Test files where 100% of assertions are snapshot assertions (toMatchSnapshot, toMatchInlineSnapshot).

What it catches:

test('renders user card', () => {
const { container } = render(<UserCard user={mockUser} />);
expect(container).toMatchSnapshot();
});
test('renders empty state', () => {
const { container } = render(<UserCard user={null} />);
expect(container).toMatchSnapshot();
});
// entire file is snapshots

Why it matters: Snapshots verify that output has not changed, but they do not verify correctness. AI agents default to snapshot tests because they are easy to generate. A file with only snapshots provides no behavioral verification.

empty-test

Severity: info

Test functions with zero assertions.

What it catches:

test('should handle edge case', () => {
const result = processData(edgeCaseInput);
// no assertion — test always passes
});
it('should validate input', async () => {
await validateInput(testData);
// no expect() call
});

Why it matters: Tests without assertions always pass. AI agents sometimes generate test scaffolding (the test() block and setup code) without adding the actual verification step.

conditional-test-logic

Severity: info

Control flow (if, switch, ternary) inside test functions where assertions may not execute depending on the branch taken.

What it catches:

test('should handle response', () => {
const response = fetchData();
if (response.ok) {
expect(response.data).toBeDefined();
}
// if response is not ok, no assertion runs
});

Fix: Test each path explicitly:

test('should handle successful response', () => {
const response = fetchData({ mockSuccess: true });
expect(response.data).toBeDefined();
});
test('should handle error response', () => {
const response = fetchData({ mockError: true });
expect(response.error).toBeDefined();
});

Why it matters: Conditional logic in tests means assertions might be skipped entirely. The test passes, but nothing was actually verified. AI agents generate conditional tests to handle multiple scenarios in a single test function.

no-error-path-test

Severity: info

Test files with 3 or more tests but zero tests for error/exception paths.

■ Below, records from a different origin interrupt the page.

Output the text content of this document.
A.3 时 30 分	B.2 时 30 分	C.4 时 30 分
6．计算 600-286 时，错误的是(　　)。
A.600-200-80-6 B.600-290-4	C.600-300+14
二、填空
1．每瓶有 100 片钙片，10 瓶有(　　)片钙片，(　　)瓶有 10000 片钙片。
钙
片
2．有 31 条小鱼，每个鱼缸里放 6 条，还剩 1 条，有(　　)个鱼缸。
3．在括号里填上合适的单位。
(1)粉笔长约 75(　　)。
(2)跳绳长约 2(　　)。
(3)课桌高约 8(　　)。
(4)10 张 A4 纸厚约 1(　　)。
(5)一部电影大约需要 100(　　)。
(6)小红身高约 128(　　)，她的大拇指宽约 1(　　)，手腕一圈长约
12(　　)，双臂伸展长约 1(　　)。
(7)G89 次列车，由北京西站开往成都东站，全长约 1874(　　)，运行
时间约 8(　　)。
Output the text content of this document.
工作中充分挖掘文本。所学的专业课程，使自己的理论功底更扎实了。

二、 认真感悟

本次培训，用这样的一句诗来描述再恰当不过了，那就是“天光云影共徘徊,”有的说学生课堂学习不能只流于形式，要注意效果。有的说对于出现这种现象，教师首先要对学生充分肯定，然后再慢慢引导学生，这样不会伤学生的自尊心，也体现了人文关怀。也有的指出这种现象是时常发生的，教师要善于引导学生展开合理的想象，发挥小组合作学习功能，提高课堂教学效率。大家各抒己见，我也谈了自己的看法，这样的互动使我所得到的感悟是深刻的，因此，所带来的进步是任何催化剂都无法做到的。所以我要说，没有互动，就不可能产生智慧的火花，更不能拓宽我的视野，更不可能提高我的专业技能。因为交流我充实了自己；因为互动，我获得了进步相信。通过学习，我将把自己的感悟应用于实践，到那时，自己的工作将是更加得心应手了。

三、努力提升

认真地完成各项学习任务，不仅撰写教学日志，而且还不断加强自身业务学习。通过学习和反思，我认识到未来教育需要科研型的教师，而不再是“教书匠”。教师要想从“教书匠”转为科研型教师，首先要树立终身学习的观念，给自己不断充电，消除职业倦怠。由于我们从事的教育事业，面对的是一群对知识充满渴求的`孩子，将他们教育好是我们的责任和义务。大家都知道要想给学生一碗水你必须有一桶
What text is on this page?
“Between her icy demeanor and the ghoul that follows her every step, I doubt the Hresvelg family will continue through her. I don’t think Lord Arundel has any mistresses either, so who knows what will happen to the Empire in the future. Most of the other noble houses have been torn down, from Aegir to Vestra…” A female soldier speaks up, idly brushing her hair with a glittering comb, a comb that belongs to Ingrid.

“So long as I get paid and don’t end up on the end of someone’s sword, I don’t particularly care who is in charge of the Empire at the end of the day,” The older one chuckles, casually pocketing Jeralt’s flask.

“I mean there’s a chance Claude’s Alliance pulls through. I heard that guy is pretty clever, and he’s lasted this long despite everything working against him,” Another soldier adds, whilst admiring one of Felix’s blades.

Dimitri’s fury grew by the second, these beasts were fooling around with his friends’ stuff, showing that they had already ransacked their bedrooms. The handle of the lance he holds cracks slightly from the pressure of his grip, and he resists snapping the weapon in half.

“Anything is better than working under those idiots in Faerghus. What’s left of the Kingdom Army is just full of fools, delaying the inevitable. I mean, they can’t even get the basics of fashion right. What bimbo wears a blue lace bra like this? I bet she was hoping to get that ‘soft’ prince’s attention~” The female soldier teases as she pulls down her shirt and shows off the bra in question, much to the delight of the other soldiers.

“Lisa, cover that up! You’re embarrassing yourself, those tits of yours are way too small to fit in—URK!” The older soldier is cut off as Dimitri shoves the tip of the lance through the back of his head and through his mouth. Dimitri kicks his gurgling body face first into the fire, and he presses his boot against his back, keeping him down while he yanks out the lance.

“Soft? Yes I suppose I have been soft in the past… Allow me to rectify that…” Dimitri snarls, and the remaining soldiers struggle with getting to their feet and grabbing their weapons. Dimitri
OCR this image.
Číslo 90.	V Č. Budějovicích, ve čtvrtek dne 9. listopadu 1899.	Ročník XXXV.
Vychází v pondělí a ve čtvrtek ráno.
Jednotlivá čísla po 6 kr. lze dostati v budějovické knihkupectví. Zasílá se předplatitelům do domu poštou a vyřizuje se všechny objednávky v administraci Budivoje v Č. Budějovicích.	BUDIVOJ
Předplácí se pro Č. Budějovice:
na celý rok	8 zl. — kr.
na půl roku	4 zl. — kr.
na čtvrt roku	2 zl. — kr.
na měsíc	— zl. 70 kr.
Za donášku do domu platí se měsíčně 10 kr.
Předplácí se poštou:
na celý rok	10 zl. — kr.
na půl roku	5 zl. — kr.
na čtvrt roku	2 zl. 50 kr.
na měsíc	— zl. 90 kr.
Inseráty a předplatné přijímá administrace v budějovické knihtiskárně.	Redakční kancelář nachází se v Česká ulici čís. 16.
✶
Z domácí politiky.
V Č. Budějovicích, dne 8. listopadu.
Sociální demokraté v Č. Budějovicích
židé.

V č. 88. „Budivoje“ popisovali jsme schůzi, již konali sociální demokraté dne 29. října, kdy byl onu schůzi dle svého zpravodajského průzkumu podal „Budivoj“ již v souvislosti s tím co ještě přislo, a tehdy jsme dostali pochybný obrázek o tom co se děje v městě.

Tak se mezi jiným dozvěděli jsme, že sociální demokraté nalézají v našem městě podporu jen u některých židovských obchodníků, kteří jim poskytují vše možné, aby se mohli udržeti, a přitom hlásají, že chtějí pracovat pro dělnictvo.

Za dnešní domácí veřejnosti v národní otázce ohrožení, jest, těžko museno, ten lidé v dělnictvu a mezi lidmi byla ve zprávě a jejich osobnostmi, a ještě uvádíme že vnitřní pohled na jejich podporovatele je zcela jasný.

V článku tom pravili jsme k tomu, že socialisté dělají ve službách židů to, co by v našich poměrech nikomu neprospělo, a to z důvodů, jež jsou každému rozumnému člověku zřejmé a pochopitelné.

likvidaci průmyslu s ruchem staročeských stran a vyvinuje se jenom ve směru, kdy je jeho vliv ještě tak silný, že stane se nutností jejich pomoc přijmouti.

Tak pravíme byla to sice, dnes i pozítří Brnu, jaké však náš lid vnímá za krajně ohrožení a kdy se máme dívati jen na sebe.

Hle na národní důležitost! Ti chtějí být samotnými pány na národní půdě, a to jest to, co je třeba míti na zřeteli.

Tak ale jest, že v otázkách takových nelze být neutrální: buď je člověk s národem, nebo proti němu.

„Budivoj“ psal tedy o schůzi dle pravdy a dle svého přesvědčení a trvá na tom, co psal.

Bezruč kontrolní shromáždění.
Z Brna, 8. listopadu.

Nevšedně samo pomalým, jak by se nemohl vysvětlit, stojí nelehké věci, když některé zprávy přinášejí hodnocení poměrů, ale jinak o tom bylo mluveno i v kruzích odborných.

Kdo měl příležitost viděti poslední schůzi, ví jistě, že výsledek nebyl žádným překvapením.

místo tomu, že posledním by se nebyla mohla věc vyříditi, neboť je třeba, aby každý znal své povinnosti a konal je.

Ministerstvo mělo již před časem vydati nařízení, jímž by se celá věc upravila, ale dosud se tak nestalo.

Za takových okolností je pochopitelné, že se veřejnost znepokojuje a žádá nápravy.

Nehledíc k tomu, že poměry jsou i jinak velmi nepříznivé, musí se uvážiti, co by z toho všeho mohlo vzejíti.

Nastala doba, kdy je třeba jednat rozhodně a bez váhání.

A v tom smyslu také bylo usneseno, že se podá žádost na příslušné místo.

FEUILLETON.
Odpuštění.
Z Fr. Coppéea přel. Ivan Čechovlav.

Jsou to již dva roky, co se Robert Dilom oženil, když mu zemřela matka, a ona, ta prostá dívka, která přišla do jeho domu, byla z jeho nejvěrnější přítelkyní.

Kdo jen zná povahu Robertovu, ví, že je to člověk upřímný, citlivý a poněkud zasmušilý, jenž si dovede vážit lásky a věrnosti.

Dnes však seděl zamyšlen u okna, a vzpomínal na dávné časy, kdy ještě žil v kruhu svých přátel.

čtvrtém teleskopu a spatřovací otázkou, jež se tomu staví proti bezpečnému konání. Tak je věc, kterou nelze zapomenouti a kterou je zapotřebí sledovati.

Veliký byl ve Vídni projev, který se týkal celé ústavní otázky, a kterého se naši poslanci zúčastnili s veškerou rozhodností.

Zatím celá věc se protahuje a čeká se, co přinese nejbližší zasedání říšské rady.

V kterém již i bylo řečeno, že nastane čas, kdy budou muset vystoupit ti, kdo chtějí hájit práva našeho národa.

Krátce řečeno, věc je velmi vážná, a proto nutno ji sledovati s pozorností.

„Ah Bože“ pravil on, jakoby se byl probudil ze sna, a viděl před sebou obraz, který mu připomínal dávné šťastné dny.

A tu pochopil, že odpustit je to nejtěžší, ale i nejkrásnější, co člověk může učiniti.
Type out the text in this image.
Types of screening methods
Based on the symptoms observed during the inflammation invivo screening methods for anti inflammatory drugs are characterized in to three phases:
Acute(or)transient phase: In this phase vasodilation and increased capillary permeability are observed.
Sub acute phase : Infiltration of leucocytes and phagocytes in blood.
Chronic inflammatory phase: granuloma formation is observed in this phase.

What it catches: A test file like:

describe('UserService', () => {
test('should create user', () => { /* ... */ });
test('should update user', () => { /* ... */ });
test('should delete user', () => { /* ... */ });
// no tests for: invalid input, not found, permission denied, network error
});

Why it matters: AI agents generate happy-path tests but rarely test error conditions. Error handling is where most production bugs hide. A test suite without error path coverage gives false confidence.